Gardening with herbs, which is becoming increasingly popular, is indulged in by those who like subtlety in their plants in preference to brilliance.”
– Helen Morgenthau Fox
Ah, basil. I stand amid the waist-high plants and tear off leaves. Stormy winds and chilly nights are coming and I’m not taking any chances. My basil is besiegingly lovely. Beyond Utterance. A bull moose bumper crop of Biblical measure.
Basil was so revered in ancient civilizations that only kings and priests could gather it. My Italian grandmother taught me to tear basil and Never Ever cut it with a knife.
In ancient Rome, basil was called Basilescus, meaning the Basilisk~ a fire-breathing, half-lizard, half-dragon creature with a fatal piercing stare. This creature had the head of a rooster, the body of a serpent, and the wings of a bat.

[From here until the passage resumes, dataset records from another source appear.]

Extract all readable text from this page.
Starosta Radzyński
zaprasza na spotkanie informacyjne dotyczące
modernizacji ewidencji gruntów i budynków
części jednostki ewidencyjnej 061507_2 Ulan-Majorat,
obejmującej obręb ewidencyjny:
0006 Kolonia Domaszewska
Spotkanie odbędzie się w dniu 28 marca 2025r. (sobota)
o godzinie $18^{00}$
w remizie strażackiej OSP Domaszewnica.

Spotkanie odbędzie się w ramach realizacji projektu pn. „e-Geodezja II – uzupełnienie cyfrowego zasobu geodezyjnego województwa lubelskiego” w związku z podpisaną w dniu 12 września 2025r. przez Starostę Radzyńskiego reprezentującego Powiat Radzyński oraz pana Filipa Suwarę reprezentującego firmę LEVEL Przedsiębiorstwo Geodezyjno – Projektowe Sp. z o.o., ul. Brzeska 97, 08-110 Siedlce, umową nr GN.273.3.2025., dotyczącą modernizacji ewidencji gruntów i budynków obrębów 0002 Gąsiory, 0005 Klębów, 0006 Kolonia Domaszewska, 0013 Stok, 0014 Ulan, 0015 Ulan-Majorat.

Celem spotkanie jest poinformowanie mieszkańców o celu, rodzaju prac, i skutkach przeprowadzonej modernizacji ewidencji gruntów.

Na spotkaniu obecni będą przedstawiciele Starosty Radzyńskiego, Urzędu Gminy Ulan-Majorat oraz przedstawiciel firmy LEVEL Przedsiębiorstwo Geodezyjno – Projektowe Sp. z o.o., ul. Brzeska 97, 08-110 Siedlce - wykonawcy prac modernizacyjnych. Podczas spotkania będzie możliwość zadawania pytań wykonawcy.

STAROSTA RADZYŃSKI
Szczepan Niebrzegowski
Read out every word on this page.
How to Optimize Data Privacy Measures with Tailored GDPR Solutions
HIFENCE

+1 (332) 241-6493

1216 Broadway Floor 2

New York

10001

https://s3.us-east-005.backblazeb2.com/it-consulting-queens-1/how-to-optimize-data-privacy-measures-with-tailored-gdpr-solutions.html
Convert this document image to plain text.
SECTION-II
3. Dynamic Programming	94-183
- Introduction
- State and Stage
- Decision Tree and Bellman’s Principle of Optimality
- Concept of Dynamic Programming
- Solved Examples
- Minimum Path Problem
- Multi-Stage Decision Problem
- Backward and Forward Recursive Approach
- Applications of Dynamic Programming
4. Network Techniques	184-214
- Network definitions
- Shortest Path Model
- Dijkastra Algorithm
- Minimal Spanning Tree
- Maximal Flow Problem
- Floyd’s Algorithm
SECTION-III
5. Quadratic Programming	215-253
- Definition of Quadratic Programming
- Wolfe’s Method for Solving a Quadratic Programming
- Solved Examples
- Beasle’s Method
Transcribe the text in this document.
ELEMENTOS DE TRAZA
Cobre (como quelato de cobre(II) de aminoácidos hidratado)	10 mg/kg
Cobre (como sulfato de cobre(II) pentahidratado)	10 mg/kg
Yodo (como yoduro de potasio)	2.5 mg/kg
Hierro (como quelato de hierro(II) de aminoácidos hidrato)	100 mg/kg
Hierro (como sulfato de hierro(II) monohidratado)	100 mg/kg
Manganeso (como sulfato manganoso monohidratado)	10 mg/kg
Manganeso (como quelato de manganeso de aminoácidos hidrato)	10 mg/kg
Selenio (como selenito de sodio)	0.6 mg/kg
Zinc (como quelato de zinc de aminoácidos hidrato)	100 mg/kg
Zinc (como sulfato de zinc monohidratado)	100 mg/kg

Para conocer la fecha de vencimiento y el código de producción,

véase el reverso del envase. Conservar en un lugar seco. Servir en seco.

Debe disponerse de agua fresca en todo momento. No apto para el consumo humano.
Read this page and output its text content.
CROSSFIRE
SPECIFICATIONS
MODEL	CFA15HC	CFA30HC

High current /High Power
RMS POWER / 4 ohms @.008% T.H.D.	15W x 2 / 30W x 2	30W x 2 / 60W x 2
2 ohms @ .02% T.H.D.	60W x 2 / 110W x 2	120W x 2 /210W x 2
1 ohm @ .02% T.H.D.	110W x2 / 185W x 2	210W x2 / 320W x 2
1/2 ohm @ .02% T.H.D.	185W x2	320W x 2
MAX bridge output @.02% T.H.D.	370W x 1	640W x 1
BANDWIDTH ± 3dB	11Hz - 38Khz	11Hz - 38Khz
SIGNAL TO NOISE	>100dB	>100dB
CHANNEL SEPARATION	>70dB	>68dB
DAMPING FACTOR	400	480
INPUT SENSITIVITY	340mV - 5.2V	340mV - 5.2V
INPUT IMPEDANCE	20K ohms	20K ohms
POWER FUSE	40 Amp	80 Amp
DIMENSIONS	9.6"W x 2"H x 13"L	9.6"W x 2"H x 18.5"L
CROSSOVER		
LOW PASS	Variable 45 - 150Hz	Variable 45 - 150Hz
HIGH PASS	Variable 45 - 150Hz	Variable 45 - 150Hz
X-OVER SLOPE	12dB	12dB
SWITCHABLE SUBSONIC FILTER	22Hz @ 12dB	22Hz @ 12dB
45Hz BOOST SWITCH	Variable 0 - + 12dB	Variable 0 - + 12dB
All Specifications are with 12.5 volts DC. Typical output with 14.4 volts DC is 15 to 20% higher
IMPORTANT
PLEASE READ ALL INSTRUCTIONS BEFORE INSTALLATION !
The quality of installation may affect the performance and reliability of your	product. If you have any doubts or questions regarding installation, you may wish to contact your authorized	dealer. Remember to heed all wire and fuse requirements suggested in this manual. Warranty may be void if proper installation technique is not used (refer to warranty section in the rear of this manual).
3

Basil leaves were said to be the only cure for its bite as well as its withering breath, which could kill plants and animals. The Romans ( and my father) believed you needed to rant and swear while sowing the seeds in order to get the most potent plant possible.
There’s good basil and bad basil. Basil was considered a powerful protector, planted around temples and laid with the dead. But, in Sicily, they say that basil dropped between two bricks transforms into a scorpion. (I recently learned that babies have something in common with basil. Listen to the candidates take on the issue of anchor babies. There are good babies and bad babies? Dropped, not born? Sigh.)
I say escape the stormy political hysteria.
Get yourself some basil.
Cheering effect guaranteed.
2 ounces of parmigiano reggiano cheese
1 garlic clove
1/2 cup pine nuts
2 cups packed fresh basil
1/4 cup olive oil
Place the cheese and the garlic in a food processor and whirr until fine. Add the basil and pine nuts and drizzle in the olive oil slowly until the pesto is thoroughly processed.
Add the pesto, a little pasta water, and a few grinds of black pepper to the serving bowl mixture and toss well.
Pounding fragrant things — particularly garlic, basil, parsley — is a tremendous antidote to depression. But it applies also to juniper berries, coriander seeds and the grilled fruits of the chilli pepper. Pounding these things produces an alteration in one’s being — from sighing with fatigue to inhaling with pleasure. The cheering effects of herbs and alliums cannot be too often reiterated. Virgil’s appetite was probably improved equally by pounding garlic as by eating it.”